Get your start-o-matic installed and use it to provide electric heat for one room, I really cannot recommend those quartz tube heaters (remember I showed you one in my "workshop") enough because a 2kw fan heater will not heat the workshop adequately but the 1.5 kw quartz job will turn it to shirt sleeve warm in a couple of minutes, and infra red is safer than anything else, including electrically heated air...
Most of all, and I've said this before, allot yourself a space and a time allowance to do the things you enjoy, and don't let anything else take priority over it.
A very old and favourite obscure quotation.
"death is not the end of life, character is the end of life."
I hope it's just a bit of good old hypochondria, but what lovelily written hypochondria, if so. I even had to turn off Radio 4 while I was reading - only Juliet Stevenson - so I could concentrate more fully on your words and enjoy your obvious charm and warmth.
Lovely to read about smoking. I've given up, using the you-method, and miss it for exactly the same reasons you do.
Thanks for the lovely read.
Smoking is my most expensive pleasure - even the vodka costs considerably less - and perhaps if the government weren't so hell bent on my quitting, I bloody well would. But I can tell you for nothing that a natural fire will fuck you up. As an asthmatic (and a twat for smoking, yes yes) I can tell the change in my lung capacity just by spending a day or two in London - but spending time at the folks' place, where they only light the fire several times a week (and aside from that live in entirely countrified and unpolluted surroundings), my lungs feel like I've been on 60 a day by the time I leave. My Mum's cough (smoker)isn't so bad but my Dad's cough (non smoker) has deteriorated since living there.
agreeing with paula-same lungs, same history.
the morning cough could be ended by something as simple as an antihistimine taken the night before, though. that worked for me.

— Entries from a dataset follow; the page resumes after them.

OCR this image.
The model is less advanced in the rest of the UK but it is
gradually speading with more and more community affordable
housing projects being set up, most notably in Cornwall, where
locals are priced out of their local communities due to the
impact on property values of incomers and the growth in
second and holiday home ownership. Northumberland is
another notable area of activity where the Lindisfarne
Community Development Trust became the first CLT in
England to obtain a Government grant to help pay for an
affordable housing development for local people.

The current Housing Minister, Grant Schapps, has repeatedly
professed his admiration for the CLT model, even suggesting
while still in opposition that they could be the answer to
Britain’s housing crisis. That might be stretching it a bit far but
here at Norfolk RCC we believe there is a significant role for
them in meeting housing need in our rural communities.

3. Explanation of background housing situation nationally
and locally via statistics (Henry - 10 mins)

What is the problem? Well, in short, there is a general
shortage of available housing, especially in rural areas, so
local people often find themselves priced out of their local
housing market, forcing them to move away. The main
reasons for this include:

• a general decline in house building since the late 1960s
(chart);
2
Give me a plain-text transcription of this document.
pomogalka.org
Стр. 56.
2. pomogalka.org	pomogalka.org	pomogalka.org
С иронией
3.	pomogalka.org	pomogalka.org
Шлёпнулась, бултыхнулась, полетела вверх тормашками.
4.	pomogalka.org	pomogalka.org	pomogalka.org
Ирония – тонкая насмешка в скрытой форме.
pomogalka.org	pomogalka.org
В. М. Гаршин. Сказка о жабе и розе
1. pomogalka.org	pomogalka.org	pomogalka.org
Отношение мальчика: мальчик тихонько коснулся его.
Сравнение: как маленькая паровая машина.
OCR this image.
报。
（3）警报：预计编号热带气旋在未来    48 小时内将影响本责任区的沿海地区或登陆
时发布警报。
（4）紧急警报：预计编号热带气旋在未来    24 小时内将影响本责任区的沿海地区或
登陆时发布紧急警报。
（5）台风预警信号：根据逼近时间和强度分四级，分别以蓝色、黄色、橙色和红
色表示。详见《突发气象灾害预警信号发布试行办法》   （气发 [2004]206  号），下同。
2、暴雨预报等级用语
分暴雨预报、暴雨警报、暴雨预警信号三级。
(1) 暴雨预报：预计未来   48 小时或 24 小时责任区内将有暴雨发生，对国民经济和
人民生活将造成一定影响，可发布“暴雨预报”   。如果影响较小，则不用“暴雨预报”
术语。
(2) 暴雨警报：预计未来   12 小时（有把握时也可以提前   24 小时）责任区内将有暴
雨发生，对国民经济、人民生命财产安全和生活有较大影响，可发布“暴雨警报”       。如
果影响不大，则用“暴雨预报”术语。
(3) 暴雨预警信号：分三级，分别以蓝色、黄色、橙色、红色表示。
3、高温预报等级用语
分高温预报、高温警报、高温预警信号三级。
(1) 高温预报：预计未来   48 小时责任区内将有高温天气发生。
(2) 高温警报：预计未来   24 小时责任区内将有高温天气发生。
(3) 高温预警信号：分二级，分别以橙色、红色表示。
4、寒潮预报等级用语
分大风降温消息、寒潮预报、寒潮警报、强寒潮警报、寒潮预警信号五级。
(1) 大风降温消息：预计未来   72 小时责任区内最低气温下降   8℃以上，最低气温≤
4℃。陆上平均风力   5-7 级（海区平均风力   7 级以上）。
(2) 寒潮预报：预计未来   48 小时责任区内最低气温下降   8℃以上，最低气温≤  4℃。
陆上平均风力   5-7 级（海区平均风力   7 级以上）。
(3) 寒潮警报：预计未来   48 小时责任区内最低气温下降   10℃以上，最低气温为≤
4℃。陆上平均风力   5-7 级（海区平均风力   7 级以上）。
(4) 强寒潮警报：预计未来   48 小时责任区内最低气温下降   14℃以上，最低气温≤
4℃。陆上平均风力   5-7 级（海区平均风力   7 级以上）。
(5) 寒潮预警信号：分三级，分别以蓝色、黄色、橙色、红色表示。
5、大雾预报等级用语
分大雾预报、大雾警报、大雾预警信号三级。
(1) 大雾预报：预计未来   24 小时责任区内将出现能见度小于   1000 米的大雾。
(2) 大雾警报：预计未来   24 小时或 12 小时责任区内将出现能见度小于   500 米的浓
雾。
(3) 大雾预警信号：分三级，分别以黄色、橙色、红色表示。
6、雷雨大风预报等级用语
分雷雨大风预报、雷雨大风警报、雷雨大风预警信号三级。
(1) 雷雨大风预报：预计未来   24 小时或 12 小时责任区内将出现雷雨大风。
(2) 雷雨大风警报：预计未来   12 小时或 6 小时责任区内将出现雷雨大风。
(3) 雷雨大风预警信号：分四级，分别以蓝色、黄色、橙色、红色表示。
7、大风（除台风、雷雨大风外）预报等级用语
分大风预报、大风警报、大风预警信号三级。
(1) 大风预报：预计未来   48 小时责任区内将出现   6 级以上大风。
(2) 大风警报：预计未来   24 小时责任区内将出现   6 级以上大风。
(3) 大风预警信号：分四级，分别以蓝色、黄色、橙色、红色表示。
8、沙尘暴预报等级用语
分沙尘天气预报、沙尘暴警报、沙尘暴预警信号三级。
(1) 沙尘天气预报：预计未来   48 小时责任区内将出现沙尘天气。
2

ST: As usual, I am too scared to go and seek expert advice for fear of finding out there is actually something the matter with me.
JB: Yes, the quartz tube heaters seem to be one way forward, although fitting closed stoves in the fireplaces might also be another option.
Pleite: One other factor that might have helped me give up smoking was that, in changing jobs and moving away, I effectively parted company with all my smoking friends for a while, otherwiae it might not have been so easy.
Paula & FN: (since you seem to be of one accord), tghe puzzle to me is that LP, an asthma sufferer who has never smoked, doesn't have the coughs, while I do. A bit liker Paula's dad, I suppose.
Here's another thought: did you have whooping cough as a child? Or, if you are younger than I, a whooping cough vaccination?
Having either the disease or the vaccination confers a "lifetime" immunity. But the "lifetime" is only about 50 years!
Combined with open fires...ouch.
dinamow: I don't know what I was vaccinated against, but I grew uo in the great age of jabs, so I probably had whooping-cough. I didn't know it had an expiry date though. I did ask the doctor last year about tetanus after treading on a nail clearing up a bonfire site, and was told that after haning had two boosters a person is considered to be protected for life.
Strangely, one of the cats has something that sounds suspiciously like whooping-cough. I must investigate further.